Arif Hussain

and 1 more

Wind energy conversion technologies, such as advanced wind turbine management and power station scheduling, rely on accurate wind power forecasting to optimize operations. Improving the precision of wind power forecasts is essential to minimize the volatility associated with wind power integration and enhance the competitiveness of wind energy in energy auction markets. Time series forecasting is a method used to estimate future values in a sequence based on historical data. However, traditional wind power forecasting approaches face computational time and complexity limitations. As a result, machine learning researchers have recently focused on overcoming these challenges. We propose an intelligent forecasting model that uses a bidirectional long-short-term memory network (Bi-LSTM) optimized with Bayesian optimization using Tree-structured Parzen Estimators (TPE) to improve the accuracy of the forecasts of short-and long-term wind power. Wind power forecasting (WPF) is classified into two main aspects in the proposed research: multivariate estimation (MVE), which considers input features such as wind direction, speed, temperature, and pressure. In contrast, pure time-series prediction (TSP) analyzes the historical power generation pattern over a specific period for WPF. A sixyear historical wind energy dataset from the NERL lab evaluates the performance of the proposed WPF model.

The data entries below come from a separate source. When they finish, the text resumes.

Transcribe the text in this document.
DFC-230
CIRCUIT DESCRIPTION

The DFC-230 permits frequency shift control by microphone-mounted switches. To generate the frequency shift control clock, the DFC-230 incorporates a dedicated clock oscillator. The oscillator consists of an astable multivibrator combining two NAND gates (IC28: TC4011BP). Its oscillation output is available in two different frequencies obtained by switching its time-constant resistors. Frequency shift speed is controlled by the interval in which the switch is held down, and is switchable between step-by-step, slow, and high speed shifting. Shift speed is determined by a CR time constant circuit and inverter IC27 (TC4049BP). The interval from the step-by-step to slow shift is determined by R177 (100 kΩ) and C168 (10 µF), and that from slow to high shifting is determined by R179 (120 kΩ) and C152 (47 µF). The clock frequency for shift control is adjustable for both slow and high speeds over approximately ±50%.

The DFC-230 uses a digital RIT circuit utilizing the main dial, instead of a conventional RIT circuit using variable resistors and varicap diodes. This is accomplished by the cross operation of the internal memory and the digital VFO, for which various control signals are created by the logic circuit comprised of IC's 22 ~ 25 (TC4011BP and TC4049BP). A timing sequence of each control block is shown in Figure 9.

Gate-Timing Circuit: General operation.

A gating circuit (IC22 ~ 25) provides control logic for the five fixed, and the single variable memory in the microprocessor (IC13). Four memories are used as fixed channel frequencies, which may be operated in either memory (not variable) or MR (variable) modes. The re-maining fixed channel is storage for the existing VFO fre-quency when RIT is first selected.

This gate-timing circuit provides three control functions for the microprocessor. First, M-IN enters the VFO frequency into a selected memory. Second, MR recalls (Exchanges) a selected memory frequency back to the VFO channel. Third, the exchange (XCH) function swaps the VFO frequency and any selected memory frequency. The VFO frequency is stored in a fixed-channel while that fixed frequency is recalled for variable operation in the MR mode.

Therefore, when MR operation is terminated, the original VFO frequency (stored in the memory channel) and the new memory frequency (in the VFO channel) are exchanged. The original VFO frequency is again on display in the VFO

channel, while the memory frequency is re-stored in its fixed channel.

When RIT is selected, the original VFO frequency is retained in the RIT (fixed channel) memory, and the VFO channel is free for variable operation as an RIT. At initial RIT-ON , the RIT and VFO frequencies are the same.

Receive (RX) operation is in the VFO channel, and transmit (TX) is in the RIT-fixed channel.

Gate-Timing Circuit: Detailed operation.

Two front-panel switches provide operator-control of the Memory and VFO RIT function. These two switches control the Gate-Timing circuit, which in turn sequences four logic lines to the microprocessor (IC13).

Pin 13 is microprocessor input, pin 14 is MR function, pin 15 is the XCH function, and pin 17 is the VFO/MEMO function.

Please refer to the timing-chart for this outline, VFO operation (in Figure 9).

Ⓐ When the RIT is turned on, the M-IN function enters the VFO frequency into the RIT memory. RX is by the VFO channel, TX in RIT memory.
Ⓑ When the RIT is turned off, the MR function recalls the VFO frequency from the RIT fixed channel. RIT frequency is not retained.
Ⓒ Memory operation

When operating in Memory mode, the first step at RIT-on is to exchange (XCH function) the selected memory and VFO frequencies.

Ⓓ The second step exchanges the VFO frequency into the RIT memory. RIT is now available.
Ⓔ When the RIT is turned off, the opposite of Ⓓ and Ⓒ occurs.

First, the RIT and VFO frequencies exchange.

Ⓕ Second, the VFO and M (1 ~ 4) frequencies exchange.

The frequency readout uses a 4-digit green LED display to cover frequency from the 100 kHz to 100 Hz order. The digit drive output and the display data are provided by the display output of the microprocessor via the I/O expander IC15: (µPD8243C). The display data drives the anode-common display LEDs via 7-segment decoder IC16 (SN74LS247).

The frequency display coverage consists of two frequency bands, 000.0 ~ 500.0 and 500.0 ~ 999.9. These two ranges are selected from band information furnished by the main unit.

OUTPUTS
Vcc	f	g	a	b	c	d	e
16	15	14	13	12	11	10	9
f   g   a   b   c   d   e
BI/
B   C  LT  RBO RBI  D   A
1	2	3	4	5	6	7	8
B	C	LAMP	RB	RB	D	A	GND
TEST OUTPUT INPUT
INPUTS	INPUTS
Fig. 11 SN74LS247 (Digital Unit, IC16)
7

The validation of the proposed method is assessed using root mean squared error (RMSE), mean absolute error (MAE), and R2 score. The findings demonstrate that the proposed TPE-optimized Bi-LSTM model achieves higher MVE and TSP accuracy than the Vanilla LSTM, Stacked LSTM, and Bi-LSTM. Finally, this study gives the findings and prospective recommendations for improving WPF based on a thorough and critical analysis of the results.